What we found is that bonobos are the ape that never grows up. They have very juvenile psychology even as adults. So, many of the patterns of development where chimpanzees begin, let’s say with spatial cognition, bonobos and chimpanzees are very similar when they’re juveniles, but chimpanzees move way past where bonobos ever arrive in their development. That’s exactly what we see wolf versus dog.

It’s more interesting than that because it’s not just that bonobos are frozen as juveniles, they also have extended windows of development on both ends. The sexual behavior that bonobos are so famous for, the big surprise for me as I started to work with them is you see their sociosexual behavior as early as six months, eight months of age. These tiny infant bonobos are rubbing their genitals on their mothers or on their peers. And we have a comparison. Vanessa Woods and I did a comparison of bonobo and chimp infants that had no parents around them. The bonobos were essentially playing doctor with each other, but we see none of that behavior in chimps. This is important because what we see in bonobos is the same thing we see in domesticated animals: these extended windows of development. You can see patterns of growth that occur earlier and later.

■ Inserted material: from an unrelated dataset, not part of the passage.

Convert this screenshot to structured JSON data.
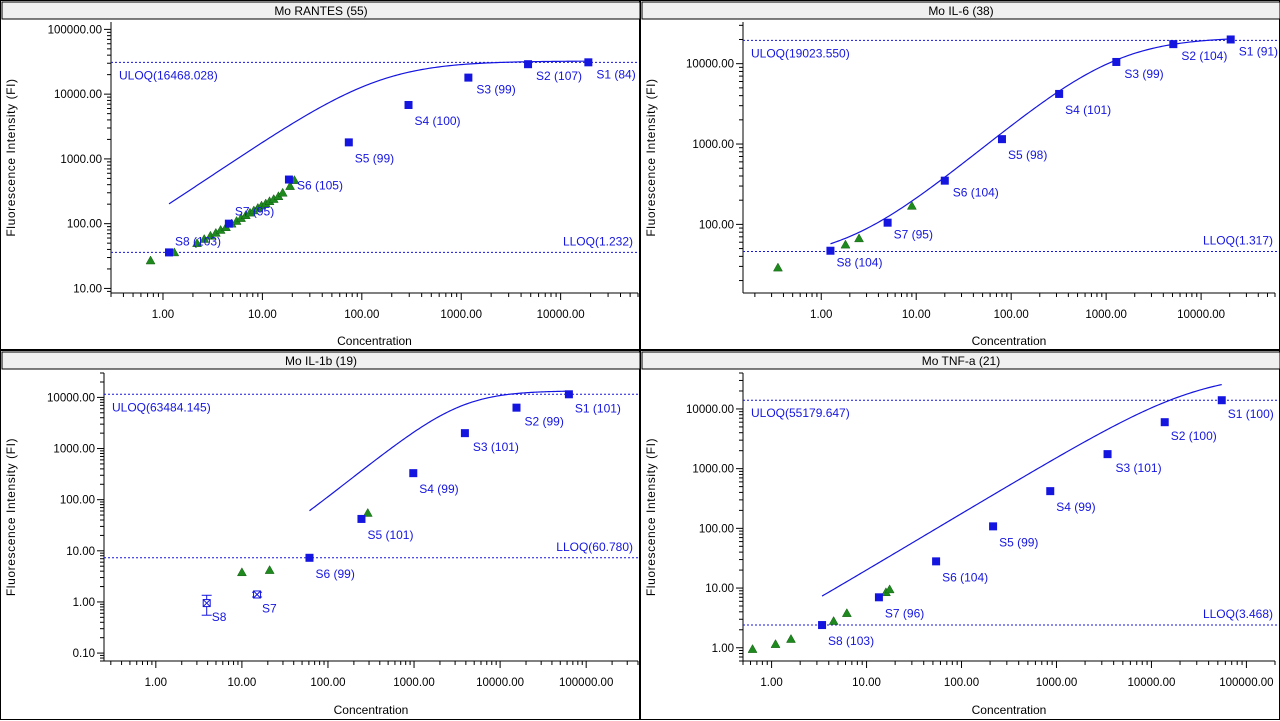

That’s why then it becomes extremely tempting to think about our own species' evolution because the big pattern when you compare ourselves to development in other great apes is expanded windows of development. Especially when you think about our brain. If you want to get expanded windows of development in humans, how do you do it? There hasn’t been a hypothesis that addresses that problem. How do you deal with changes in human morphology, especially late in human evolution?

We have slightly smaller brains than our recent ancestors of 20,000 to 40,000 years ago—how do you deal with the feminization or juvenilization of our morphology? The fact that we have much less robust facial morphology than the humans of 50,000 to 80,000 years ago? There’s no hypothesis that deals with that. How do you deal with the fact that our self-control, the pruning that occurs in our prefrontal cortex, doesn’t end until we’re twenty-two? How do we deal with the fact that we’re born with a brain that’s underdeveloped, yet we know, comparing ourselves to other great apes, our social skills are way advanced? The answer is that there’s selection for friendliness late in human evolution. Just like dogs, bonobos, the selection for friendliness led to expanded windows of development and led to changes in morphology, physiology, and psychology. It’s the answer for our species, too.